Gentoo c'est pas mal la doc au début ensuite on gère ...

Enjoy !

----------

## Leander256

 *kwenspc wrote:*   

> À ta place j'utiliserais ni app-emulation/kvm ni app-emulation/kvm-kmod mais leus modules KVM de ton noyau 2.6.31 nettement plus récent que les versions proposées via portage (qui date de juin ou juillet derniers). 
> 
> Et qemu, qui sait utiliser les modules kvm depuis la version 0.10 (ou 0.9 je sais plus exactement)

 

Juste pour info l'ebuild de qemu ne gère pas du tout les permissions de kvm, contrairement à app-emulation/kvm qui crée un groupe kvm et rajoute une règle udev pour que ce groupe ait accès à /dev/kvm.

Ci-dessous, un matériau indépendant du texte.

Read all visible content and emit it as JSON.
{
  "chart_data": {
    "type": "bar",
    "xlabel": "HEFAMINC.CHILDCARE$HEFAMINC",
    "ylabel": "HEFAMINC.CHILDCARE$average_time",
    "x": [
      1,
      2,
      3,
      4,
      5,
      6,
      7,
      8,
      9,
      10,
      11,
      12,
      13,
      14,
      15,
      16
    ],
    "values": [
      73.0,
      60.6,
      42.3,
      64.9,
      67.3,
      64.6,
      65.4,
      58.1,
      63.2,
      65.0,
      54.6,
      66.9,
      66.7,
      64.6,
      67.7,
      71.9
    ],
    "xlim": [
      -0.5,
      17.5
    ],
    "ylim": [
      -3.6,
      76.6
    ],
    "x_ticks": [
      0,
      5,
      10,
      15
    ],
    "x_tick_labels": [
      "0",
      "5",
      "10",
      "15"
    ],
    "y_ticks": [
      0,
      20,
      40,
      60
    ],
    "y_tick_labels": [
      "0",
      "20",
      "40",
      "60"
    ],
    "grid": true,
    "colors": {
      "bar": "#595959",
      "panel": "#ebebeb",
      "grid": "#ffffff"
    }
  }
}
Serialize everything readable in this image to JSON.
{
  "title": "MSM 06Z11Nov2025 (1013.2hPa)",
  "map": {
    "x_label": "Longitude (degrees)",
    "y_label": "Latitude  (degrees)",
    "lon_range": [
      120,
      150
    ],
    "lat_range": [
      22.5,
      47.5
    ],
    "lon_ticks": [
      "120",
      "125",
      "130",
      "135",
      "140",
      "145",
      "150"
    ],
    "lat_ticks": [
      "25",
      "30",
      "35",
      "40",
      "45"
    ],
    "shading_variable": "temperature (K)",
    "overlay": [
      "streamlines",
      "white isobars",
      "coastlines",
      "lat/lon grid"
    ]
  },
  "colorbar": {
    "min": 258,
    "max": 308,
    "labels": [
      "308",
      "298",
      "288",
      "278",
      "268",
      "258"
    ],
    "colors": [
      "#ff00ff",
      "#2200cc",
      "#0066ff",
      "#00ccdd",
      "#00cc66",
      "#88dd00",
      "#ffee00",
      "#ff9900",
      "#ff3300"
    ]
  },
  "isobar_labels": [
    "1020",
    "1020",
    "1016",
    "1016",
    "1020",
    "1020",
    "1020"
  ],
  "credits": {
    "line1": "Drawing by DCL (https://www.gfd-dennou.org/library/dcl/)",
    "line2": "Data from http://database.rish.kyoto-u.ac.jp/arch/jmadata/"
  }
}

Donc il faut bidouiller un peu pour pouvoir lancer qemu + kvm quand on est pas root.

----------

## kwenspc

 *Leander256 wrote:*   

> 
> 
> Juste pour info l'ebuild de qemu ne gère pas du tout les permissions de kvm, contrairement à app-emulation/kvm qui crée un groupe kvm et rajoute une règle udev pour que ce groupe ait accès à /dev/kvm. Donc il faut bidouiller un peu pour pouvoir lancer qemu + kvm quand on est pas root.

 

En effet. En fait y a juste la règle udev qui manque, qemu crée un groupe qemu. Il faudrait fournir le fichier de regle udev avec l'ebuild qemu.

----------

## mrpouet

 *XavierMiller wrote:*   

> 
> 
> Installe autounmask et lance "autounmask qemu".
> 
> 

 

w00t je connaissais pas   :Very Happy: 

----------

## xaviermiller

héhé, j'ai épaté un développeur  :Wink: 

----------